好在姚斯宴也看出了她的避嫌,双眸在她略显克制的仪态上轻轻一扫,便若无其事地收了回来。
用餐到尾声,侍者适时撤下了餐盘,送上了精致的餐后甜点。
苏慕春用餐巾轻轻沾了沾唇角,问起他近期的安排:“姚先生,你近期都在红港?”
姚斯宴放下手中的银质小勺,目光落在她身上。
“我过两天就回纽约了。”
苏慕春暗自松了一口气。
她随即身侧的座位上拿出一份文件,推到他手边,纤长的手指上面轻轻一点。
“姚先生,这是当初我们签署的合同。”
“这里面,我把我的那份副本也一并给你了。”
“其实我知道,你并不想让外界,尤其是红港,知道你与这件事有直接的牵连。”
“所以,在货轮抵达内地港口之前,我提前和内地的海关总署以及相关负责人沟通过了。”
观察到姚斯宴脸上一闪而过的讶异,她微微停顿,再继续。
“他们承诺,所有流程不会牵扯到任何具体的个人或企业名号,更不会留下任何手尾。”
姚斯宴的眉峰几不可察地挑了一下。
显然,苏慕春的妥善收尾超出了他的预期。
“毕竟在眼下这个特殊的时局下,任何一个商人的政治立场,都容易被外界过度解读。”
“你和你背后的姚氏家族不会被公开,这是华国负责人给出的承诺。”
男人修长的手指终于轻轻搭上了那份文件。
说实话,他内心不是没有半分波动,甚至可以说是波涛暗涌。
这份合同的后续解决方式,远比他预想的任何一种都要周全妥当。
他端起桌上那杯浅酌过的香槟,酒液在水晶杯中晃荡出迷人的光泽,眼眸里露出了毫不掩饰的赞赏。
“你真是个聪明的女人。”姚斯宴举起酒杯。
“你也是个疯狂的冒险家。”苏慕春举杯相应。
*
丁嘉朗指间夹着一支钢笔,视线专注地落在摊开的文件上。
黎颂年隔着通话器,开场白有些没头没脑。
“这次Alicia最近手笔大得很,她要买大浪湾道十二号的那栋超级木屋,结果卡在购买资质上,喊我解决。”

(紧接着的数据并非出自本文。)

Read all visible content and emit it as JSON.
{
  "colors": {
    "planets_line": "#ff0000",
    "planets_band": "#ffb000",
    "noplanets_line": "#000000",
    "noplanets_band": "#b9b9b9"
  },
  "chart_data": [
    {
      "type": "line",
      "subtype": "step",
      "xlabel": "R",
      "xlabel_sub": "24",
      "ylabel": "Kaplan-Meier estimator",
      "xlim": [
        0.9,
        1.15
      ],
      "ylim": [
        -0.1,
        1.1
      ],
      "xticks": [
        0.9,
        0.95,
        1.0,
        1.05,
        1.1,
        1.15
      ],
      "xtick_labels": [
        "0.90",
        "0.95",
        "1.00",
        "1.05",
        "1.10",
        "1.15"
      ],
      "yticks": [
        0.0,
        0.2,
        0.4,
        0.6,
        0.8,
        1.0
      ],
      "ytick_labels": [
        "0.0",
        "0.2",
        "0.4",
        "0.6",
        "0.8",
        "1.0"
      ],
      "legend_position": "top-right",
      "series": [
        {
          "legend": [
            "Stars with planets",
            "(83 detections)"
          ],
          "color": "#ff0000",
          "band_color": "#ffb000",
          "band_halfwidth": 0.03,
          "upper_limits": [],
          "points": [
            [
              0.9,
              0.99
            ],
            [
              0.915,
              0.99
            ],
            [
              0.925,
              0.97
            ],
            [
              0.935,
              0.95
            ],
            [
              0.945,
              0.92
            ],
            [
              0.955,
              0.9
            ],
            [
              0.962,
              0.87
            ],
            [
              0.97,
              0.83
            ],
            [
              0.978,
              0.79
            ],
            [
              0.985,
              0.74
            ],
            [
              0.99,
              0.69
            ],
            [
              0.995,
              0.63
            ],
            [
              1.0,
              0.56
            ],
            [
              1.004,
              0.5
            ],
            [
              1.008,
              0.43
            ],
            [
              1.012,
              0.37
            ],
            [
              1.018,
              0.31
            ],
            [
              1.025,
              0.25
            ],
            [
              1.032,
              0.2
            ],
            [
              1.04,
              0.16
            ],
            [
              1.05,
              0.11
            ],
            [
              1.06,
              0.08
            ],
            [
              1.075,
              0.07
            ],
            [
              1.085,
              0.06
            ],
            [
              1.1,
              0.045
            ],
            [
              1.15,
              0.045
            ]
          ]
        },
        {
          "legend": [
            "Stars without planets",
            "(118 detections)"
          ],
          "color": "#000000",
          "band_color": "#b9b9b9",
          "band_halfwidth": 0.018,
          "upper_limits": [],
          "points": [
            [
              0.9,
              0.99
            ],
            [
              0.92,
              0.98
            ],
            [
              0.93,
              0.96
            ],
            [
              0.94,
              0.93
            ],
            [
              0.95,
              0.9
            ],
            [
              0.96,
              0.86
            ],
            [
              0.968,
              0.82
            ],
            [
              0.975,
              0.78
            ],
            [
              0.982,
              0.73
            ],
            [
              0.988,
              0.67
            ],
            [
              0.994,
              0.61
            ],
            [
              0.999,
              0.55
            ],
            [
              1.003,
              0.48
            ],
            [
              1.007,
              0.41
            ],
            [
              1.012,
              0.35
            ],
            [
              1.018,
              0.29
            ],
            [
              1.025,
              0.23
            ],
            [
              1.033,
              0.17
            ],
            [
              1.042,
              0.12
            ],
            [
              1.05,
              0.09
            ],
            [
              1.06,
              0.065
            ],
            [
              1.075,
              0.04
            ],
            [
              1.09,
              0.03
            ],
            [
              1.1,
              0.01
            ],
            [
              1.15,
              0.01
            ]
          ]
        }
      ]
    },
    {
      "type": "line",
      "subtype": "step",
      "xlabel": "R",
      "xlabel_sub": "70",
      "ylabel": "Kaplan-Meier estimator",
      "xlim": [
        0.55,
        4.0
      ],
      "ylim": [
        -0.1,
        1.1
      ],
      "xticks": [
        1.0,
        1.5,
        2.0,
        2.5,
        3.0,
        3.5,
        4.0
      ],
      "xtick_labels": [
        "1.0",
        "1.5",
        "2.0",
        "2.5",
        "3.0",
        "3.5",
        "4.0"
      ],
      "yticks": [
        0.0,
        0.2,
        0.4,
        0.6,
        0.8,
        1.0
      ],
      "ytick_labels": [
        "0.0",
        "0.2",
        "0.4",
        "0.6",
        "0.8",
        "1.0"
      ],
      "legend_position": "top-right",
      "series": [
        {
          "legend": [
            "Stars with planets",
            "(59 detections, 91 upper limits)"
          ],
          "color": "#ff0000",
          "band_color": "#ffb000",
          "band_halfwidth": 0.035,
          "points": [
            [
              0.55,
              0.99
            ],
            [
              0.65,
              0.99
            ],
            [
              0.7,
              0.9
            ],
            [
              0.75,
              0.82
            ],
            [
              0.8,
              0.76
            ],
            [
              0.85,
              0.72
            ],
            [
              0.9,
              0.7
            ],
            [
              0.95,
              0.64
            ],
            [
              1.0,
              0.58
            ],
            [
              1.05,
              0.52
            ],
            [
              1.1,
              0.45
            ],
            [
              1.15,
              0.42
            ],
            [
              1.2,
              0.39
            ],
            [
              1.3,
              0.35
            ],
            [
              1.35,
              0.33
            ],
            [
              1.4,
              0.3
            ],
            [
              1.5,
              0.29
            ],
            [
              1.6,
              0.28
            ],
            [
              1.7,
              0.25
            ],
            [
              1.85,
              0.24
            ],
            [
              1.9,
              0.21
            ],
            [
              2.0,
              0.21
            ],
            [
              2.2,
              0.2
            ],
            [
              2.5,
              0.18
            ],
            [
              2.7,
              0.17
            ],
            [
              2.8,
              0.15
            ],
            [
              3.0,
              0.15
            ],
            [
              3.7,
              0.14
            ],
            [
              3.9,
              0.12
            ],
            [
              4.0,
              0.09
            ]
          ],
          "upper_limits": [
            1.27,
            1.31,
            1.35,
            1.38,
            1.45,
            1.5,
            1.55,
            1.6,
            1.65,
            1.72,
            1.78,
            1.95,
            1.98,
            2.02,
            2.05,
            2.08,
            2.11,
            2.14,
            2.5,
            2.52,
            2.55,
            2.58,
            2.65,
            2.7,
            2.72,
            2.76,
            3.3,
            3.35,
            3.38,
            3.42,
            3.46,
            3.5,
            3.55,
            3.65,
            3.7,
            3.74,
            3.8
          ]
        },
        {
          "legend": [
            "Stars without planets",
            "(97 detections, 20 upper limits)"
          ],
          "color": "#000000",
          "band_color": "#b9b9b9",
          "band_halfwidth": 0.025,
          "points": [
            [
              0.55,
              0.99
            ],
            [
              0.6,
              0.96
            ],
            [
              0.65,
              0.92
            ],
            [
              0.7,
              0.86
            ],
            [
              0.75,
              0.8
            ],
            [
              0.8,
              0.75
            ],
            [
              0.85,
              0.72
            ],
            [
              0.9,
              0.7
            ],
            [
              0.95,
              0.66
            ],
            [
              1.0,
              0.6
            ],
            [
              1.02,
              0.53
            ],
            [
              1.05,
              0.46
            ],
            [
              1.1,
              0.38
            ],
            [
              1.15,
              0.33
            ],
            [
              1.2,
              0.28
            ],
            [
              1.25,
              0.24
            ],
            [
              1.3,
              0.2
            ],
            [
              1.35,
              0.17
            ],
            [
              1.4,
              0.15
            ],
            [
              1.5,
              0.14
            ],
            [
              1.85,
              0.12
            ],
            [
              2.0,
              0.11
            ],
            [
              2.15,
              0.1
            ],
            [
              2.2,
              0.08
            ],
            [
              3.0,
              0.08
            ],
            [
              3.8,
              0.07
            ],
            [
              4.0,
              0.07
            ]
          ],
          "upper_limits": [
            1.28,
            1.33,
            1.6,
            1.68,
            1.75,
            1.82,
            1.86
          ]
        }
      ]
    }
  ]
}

丁嘉朗连眼皮都未曾抬一下,只是用钢笔在文件某处轻轻一点,示意他继续。
“那屋企比我的山顶屋企都贵,价值1.2亿港币。”
此时正在看文件的男人,嘴角却向上弯起一道弧度。
“这还不算完,她又捐资一亿港币设立‘红港回gui教育基金’。”
红港回gui教育基金,是用来支持两地青年文化交流和历史教育。
这次,丁嘉朗终于舍得将视线从文件上挪开,隔着玻璃,淡淡地瞥他一眼:“你不反省一下自己的格局?”
黎颂年瞬间哑火。
他显然不甘心就此结束话题。
“你先别这么老定,Alicia 前两天让我帮她订宝玉轩的位置。”
“后来我才知道,那餐饭,她是和姚斯宴一起吃的。”
丁嘉朗握笔的手指倏然收紧。
“姚斯宴?他不是应该在纽约?”
黎颂年恶意拱火:“是啊,你细品,这两个没有交集的人,怎么会单独吃饭?”
“再讲,Alicia如今不同往日了,是华家细女,自己财力又这么雄厚,衬谁都够格,你别怪我没提醒你。”
丁嘉朗沉默了片刻。
探监室的灯光在他棱角分明的侧脸上投下一片阴影,让人看不清他此刻的表情。
只是那支钢笔圈画的力道,比先前重了些。
*
苏慕春站在大浪湾十二号的露台上,咸湿的海风吹起她微卷的长发,眼前是无垠的碧海蓝天。
她深吸一口气,胸腔里充斥着一种名为‘拥有’的满足感。
原来有钱是这个感觉。
当然,有钱也不是万能的。
大浪湾的豪宅是红港富人区里的顶级物业,并不是亿万富翁就能买下,必须是红港有头有脸的豪门望族才能购置,所以她还是请到黎颂年来帮忙。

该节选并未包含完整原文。